Bonjour, je suis dans le même cas, erreur lors de la tache de renew avec les txt qui ne sont pas ajoutés au domaine chez OVH acme_renew release : Version 1.44 Released -- 21-aout-2020 -- version Python system : Python 2.7.12 [Mon Sep 28 00:00:17 CEST 2020] error {"message":"This credential is not valid","httpCode":"403 Forbidden","errorCode":"INVALID_CREDENTIAL"} [Mon Sep 28 00:00:17 CEST 2020] The consumer key is invalid: SF8ErD1ESplr3w7sigucTHyY8vJ1fg02 [Mon Sep 28 00:00:17 CEST 2020] Please retry to create a new one. je vais faire du manuel ce soir pour voir

@bruno78 Merci toutes ces explications. Sur le sujet logs, je me suis en effet rendu compte que l’option était au final lié à acme.sh. Ce qui rend compréhension l’absence de contenu dans le fichier de logs. Il faut avouer que cela reste perturbant d’avoir un fichier de logs vide. a défaut d’avoir les logs acme.sh, on pourrait rediriger la sortie console dans le même fichier. Ça peut être une idée. Je n’ai pas analysé le code, je l’ai juste parcouru pour essayer de comprendre la logique de certaines choses qui me semblaient floues. Comme par exemple le mkdir. Ok c’est fait via le langage python mais du coup mon incompréhension (vu que j’ai fait très peu de Python) était sur le fait qu’on utilises le touch (commande SSG) pour le fichier de logs et l’inverse pour la création du dossier.
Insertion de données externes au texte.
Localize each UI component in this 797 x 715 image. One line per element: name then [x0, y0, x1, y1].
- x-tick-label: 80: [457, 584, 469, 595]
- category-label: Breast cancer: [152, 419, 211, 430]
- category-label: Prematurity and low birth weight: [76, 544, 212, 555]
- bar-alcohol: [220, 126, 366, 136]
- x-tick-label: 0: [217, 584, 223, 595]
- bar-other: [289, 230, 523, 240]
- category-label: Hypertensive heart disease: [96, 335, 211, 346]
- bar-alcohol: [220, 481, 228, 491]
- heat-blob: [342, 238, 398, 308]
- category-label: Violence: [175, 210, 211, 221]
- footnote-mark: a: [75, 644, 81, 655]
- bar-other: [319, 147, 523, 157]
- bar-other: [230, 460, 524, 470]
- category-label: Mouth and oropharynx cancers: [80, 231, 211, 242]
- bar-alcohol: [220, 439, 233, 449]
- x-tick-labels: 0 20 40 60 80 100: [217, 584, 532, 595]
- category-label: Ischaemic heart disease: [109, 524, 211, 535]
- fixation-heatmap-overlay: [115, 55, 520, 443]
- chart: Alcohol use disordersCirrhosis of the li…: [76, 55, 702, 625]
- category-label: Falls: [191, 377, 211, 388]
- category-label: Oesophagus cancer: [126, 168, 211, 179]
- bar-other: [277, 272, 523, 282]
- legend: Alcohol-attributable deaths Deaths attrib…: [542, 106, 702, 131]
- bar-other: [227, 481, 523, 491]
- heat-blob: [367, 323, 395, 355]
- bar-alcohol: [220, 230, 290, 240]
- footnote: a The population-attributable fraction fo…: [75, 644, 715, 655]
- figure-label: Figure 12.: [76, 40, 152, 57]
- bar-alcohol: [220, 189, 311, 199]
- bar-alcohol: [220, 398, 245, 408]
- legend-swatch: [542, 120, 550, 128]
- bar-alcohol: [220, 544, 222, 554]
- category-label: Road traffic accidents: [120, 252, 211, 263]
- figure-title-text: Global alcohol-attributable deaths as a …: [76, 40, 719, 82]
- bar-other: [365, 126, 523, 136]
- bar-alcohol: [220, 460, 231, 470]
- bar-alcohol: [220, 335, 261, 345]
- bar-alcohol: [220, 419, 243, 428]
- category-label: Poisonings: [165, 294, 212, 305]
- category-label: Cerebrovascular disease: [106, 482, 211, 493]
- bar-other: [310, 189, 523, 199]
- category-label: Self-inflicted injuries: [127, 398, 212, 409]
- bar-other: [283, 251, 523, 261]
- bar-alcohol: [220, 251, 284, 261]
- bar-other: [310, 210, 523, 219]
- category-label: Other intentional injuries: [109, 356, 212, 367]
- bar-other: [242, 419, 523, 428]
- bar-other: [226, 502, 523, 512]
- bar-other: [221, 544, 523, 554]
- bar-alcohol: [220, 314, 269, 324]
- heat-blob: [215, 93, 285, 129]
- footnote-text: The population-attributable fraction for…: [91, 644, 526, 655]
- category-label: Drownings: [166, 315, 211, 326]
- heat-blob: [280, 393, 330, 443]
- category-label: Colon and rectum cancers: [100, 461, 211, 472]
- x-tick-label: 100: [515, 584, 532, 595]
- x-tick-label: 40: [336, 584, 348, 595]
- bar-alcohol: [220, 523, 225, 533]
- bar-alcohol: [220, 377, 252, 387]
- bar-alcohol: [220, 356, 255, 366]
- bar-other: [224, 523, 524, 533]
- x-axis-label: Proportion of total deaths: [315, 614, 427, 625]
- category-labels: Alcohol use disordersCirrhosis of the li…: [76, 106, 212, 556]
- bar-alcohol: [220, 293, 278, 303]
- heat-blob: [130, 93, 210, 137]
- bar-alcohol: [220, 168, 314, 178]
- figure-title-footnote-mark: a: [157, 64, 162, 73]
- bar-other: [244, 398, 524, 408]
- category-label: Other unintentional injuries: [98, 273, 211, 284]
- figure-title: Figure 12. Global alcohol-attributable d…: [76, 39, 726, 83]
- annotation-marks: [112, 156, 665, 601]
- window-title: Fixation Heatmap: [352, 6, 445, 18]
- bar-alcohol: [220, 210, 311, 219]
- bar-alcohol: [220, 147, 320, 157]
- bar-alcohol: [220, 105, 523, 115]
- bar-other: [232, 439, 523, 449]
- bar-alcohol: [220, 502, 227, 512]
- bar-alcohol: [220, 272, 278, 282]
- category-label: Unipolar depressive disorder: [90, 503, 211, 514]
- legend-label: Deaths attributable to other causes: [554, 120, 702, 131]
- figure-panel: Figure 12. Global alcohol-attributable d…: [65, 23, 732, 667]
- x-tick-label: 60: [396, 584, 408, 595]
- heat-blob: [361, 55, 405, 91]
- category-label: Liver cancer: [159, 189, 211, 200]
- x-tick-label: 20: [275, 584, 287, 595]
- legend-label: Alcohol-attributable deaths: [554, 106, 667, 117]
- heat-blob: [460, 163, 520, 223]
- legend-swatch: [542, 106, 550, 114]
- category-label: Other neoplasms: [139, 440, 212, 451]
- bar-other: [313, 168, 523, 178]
C’est un choix, mais et c’est perturbant mais ça me va. merci pour ce script 😉

@oracle7 Si on doit vraiment réinstaller, on a le chapitre "2. Installation du Shell script ‘acme.sh’" Mais vu ta réponse j'en conclus que c'est possible...et que je peux le supprimer...et si un jour j'ai besoin de réinstaller, il me suffira de reprendre à l'étape 2. Merci. PS : Informatiquement parlant, cela s'appelle du nettoyage ou de la libération d'espace pour des packages qui ne sont plus utiles en l'état. Mais bon je m'arrête là. Cordialement.

@oracle7 Pour avoir fait de nombreux tutoriels dans ma "jeunesse" (et pourtant je le suis toujours), je ne trouve pas que c'est effrayé des personnes lambda. Par contre, quand on commence à parler de modification de compte root pour ne pas utiliser un sudo -i, là ça peut faire peur surtout connaissant les conséquences (comme tu le dis si bien). Personnellement, je passe pas le sudo -i et pas de souci sans avoir à créer une clé SSH RSA. Tout ça pour dire qu'une commande de test avec un -t en plus dans la ligne de commande que tu donnes déjà ne peut-être qu'un plus et qu'une suggestion pour une personne souhaitant tester le fonctionnement du python sans avoir un résultat disant que le certificat ne peut pas être renouveler car trop récent. Mais ce n'est que mon avis et pas mon tutoriel.

@oracle7 Tu n'es pas dans le développement pour dire ce genre de chose. Ce n'est pas parce qu'on a un affichage console qu'un log dans un fichier est inutile. Si c'était le cas, les développeurs et les administrateurs systèmes ne le feraient pas... Mais du coup je te retourne la question, si la console se suffit à elle-même, pourquoi générer un ficher vide ? Surtout que c'est le seul... @oracle7 Pour revenir sur le tutoriel, je me rend compte qu'on dit dès le début de récupérer les sources git Acme_install que l'on décompresse. Sauf erreur de ma part, on ne l'utilise plus son contenu après coup... Dans le python, on voit qu'on utilise /usr/local/share/acme.sh/acme.sh Et pas Acme_install/acme.sh-master/acme.sh Cela voudrait-il dire qu'on peut supprimer le répertoire Acme_install ? J'ai peut-être lu en diagonal mais je ne vois pas de passage sur la suppression de ce répertoire.

@oracle7 Certes, mais on peut dire que pour tester le fonctionnement du renew on peut utiliser la commande en y ajoutant le paramètre -t. Ca ne mange pas de pain et ça permet même aux personnes autres que des initiés de se rendre compte du fonctionnement sans avoir à attendre le cron du lundi.

@oracle7 Je ne sais pas si tu as vu mes derniers commentaires, donc je les remets ici. Qu'en penses-tu ?

@oracle7 J'ai préféré faire la ligne de commande réelle donc automatisée... Sauf erreur de ma part, ce n'est pas le manuelle qui est utilisée via le mode programmé. Donc diagonale, non je reste cohérent avec ce que je veux faire avec le script. EDIT Je suis repassé en mode "manuel" et donc en ligne de commande pour tester (peut-être qu'il faudrait le préciser dans le tutoriel autrement que via le -h). Je n'ai aucune erreur et ce malgré ma configuration spécifique comme indiquée dans le tutoriel.